In a bend of the creek, a pool glistened in the sunlight. Gold- and
copper-colored rocks, polished to a smooth finish, crowded the streambed, and mounds of white sand spread to the bank.
"Is there copper in the creek?" Jordan asked, as she examined a rock.
"I don't think so," I said, "but a Forest Service trail worker tells a story that in the days of mining Copper Creek, a miner, while panning for gold, discovered bits of copper oxide ore."
Back in the saddle we followed the mountainside switchbacks toward the North Minam River-Granite Creek Trail junction our destination. As we traveled the last three miles the sub-alpine landscape put on a show with its lush meadows and wildflowers Cusick's speedwell, pearly everlasting and sticky asters. Water from Elkhorn Creek tumbled down the ravine, and small, still pools warmed to the sun. A young man using trekking poles, who claimed 20 hikes on the Pacific Crest Trail within three years, said that he had yet to see a trail as colorful as this. "I couldn't take my eyes off the creek," he said.

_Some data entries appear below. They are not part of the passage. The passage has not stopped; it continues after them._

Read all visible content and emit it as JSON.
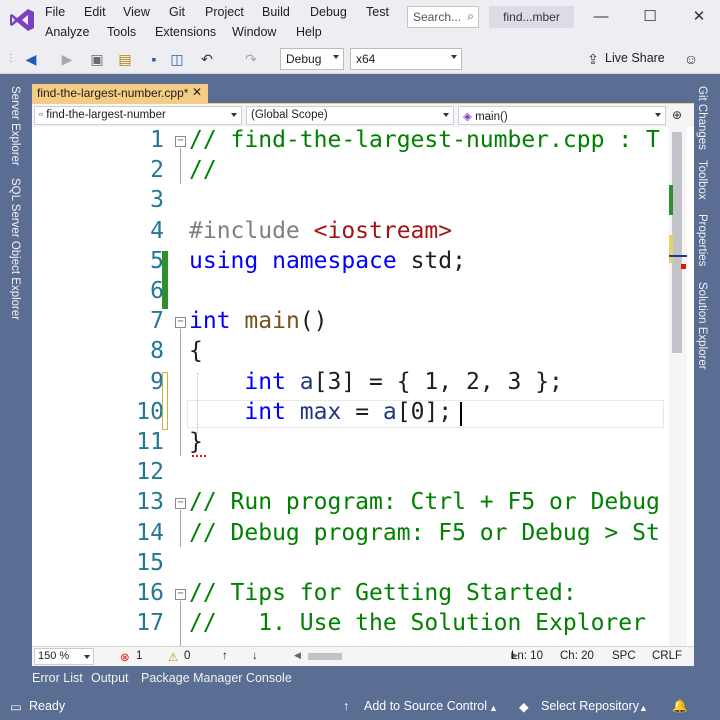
{
  "menu": {
    "row1": [
      "File",
      "Edit",
      "View",
      "Git",
      "Project",
      "Build",
      "Debug",
      "Test"
    ],
    "row2": [
      "Analyze",
      "Tools",
      "Extensions",
      "Window",
      "Help"
    ]
  },
  "search_placeholder": "Search...",
  "solution_name": "find...mber",
  "window_controls": {
    "minimize": "—",
    "maximize": "☐",
    "close": "✕"
  },
  "toolbar": {
    "config": "Debug",
    "platform": "x64",
    "live_share": "Live Share"
  },
  "left_tool_windows": [
    "Server Explorer",
    "SQL Server Object Explorer"
  ],
  "right_tool_windows": [
    "Git Changes",
    "Toolbox",
    "Properties",
    "Solution Explorer"
  ],
  "doc_tab": {
    "title": "find-the-largest-number.cpp*"
  },
  "navbar": {
    "project": "find-the-largest-number",
    "scope": "(Global Scope)",
    "member": "main()"
  },
  "code_lines": [
    {
      "n": "1",
      "parts": [
        [
          "cm",
          "// find-the-largest-number.cpp : T"
        ]
      ]
    },
    {
      "n": "2",
      "parts": [
        [
          "cm",
          "//"
        ]
      ]
    },
    {
      "n": "3",
      "parts": []
    },
    {
      "n": "4",
      "parts": [
        [
          "pp",
          "#include "
        ],
        [
          "str",
          "<iostream>"
        ]
      ]
    },
    {
      "n": "5",
      "parts": [
        [
          "kw",
          "using"
        ],
        [
          "",
          " "
        ],
        [
          "kw",
          "namespace"
        ],
        [
          "",
          " std;"
        ]
      ]
    },
    {
      "n": "6",
      "parts": []
    },
    {
      "n": "7",
      "parts": [
        [
          "kw",
          "int"
        ],
        [
          "",
          " "
        ],
        [
          "fn",
          "main"
        ],
        [
          "",
          "()"
        ]
      ]
    },
    {
      "n": "8",
      "parts": [
        [
          "",
          "{"
        ]
      ]
    },
    {
      "n": "9",
      "parts": [
        [
          "",
          "    "
        ],
        [
          "kw",
          "int"
        ],
        [
          "",
          " "
        ],
        [
          "var",
          "a"
        ],
        [
          "",
          "[3] = { 1, 2, 3 };"
        ]
      ]
    },
    {
      "n": "10",
      "parts": [
        [
          "",
          "    "
        ],
        [
          "kw",
          "int"
        ],
        [
          "",
          " "
        ],
        [
          "var",
          "max"
        ],
        [
          "",
          " = "
        ],
        [
          "var",
          "a"
        ],
        [
          "",
          "[0];"
        ]
      ]
    },
    {
      "n": "11",
      "parts": [
        [
          "",
          "}"
        ]
      ]
    },
    {
      "n": "12",
      "parts": []
    },
    {
      "n": "13",
      "parts": [
        [
          "cm",
          "// Run program: Ctrl + F5 or Debug"
        ]
      ]
    },
    {
      "n": "14",
      "parts": [
        [
          "cm",
          "// Debug program: F5 or Debug > St"
        ]
      ]
    },
    {
      "n": "15",
      "parts": []
    },
    {
      "n": "16",
      "parts": [
        [
          "cm",
          "// Tips for Getting Started:"
        ]
      ]
    },
    {
      "n": "17",
      "parts": [
        [
          "cm",
          "//   1. Use the Solution Explorer"
        ]
      ]
    }
  ],
  "editor_status": {
    "zoom": "150 %",
    "errors": "1",
    "warnings": "0",
    "line": "Ln: 10",
    "col": "Ch: 20",
    "whitespace": "SPC",
    "line_ending": "CRLF"
  },
  "bottom_tabs": [
    "Error List",
    "Output",
    "Package Manager Console"
  ],
  "statusbar": {
    "ready": "Ready",
    "add_source": "Add to Source Control",
    "select_repo": "Select Repository"
  },
  "colors": {
    "accent": "#5a6d93",
    "tab_active": "#f5cc84",
    "comment": "#008000",
    "keyword": "#0000ff",
    "line_number": "#237893"
  }
}
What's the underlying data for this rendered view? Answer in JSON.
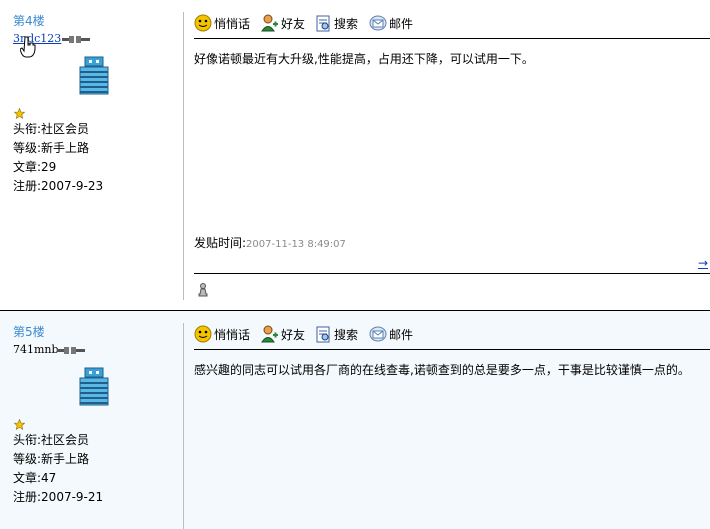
{
  "posts": [
    {
      "floor": "第4楼",
      "username": "3ndc123",
      "title": "头衔:社区会员",
      "level": "等级:新手上路",
      "articles": "文章:29",
      "registered": "注册:2007-9-23",
      "toolbar": {
        "whisper": "悄悄话",
        "friend": "好友",
        "search": "搜索",
        "mail": "邮件"
      },
      "content": "好像诺顿最近有大升级,性能提高，占用还下降，可以试用一下。",
      "time_label": "发贴时间:",
      "time_value": "2007-11-13 8:49:07",
      "arrow": "→"
    },
    {
      "floor": "第5楼",
      "username": "741mnb",
      "title": "头衔:社区会员",
      "level": "等级:新手上路",
      "articles": "文章:47",
      "registered": "注册:2007-9-21",
      "toolbar": {
        "whisper": "悄悄话",
        "friend": "好友",
        "search": "搜索",
        "mail": "邮件"
      },
      "content": "感兴趣的同志可以试用各厂商的在线查毒,诺顿查到的总是要多一点，干事是比较谨慎一点的。"
    }
  ],
  "colors": {
    "floor": "#3a8ad0",
    "link": "#0b3fb5",
    "time": "#8a8a8a",
    "post_bg_alt": "#f3f9fc"
  }
}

Another hiker in the meadow pointed to the west. "The path heads up that way. When you get there, right at your feet will be one of the finest springs I've found in 38 years of backpacking in the Eagle Cap. Fill up your water bottle and enjoy. I don't filter this water as it comes gushing right out of the red rock cliff."
Sky Lake would have gone by the wayside as it lay hidden off the right of the trail, but the shouting of a group of hikers camped nearby led us to the cliff's edge to watch as they dived into icy water.
A quarter mile farther the path reached its highest point at 8,600 feet. Swamp Lake was visible below to the northwest, and the Matterhorn and Eagle Cap mountain summits were recognizable in the distant east and southeast. It was a picture-taking moment, and a 72-year-old man, hunkered under the weight of a well-used outer-frame backpack, agreed to do the honors. He pointed out Aneroid and Sentinel peaks as he said, "I've been hiking the Eagle Cap for 50 years. I never tire of its beauty."
Eight miles later, back at Two Pan, I hesitated in getting off the horse positive my over-60 knees would collapse on impact. Jordan, already off her horse and bouncing around, laughed.
"It looks like I'll have to lead the next trail ride," she said. "I can do it."
"Do you really want to go again?" I said, as I stretched my legs.
"Sure, Copper Creek is cool." And then she gave me a sly smile and added, "A three-horse trailer with sleeping quarters would be nice too. Then we could spend the night here."
HOW TO GET THERE
From Interstate 84 take Highway 82 to Lostine. Stay right and take the Lostine River Road (8210). Drive 15 miles, of which six miles is paved, to the Two Pan trailhead. Hike or ride horseback the West Fork of the Lostine Trail No. 1670 2.8 miles to Copper Creek Trail No. 1656. From there the trail is five miles to the North Minam River Trail-Granite Creek Trail junction.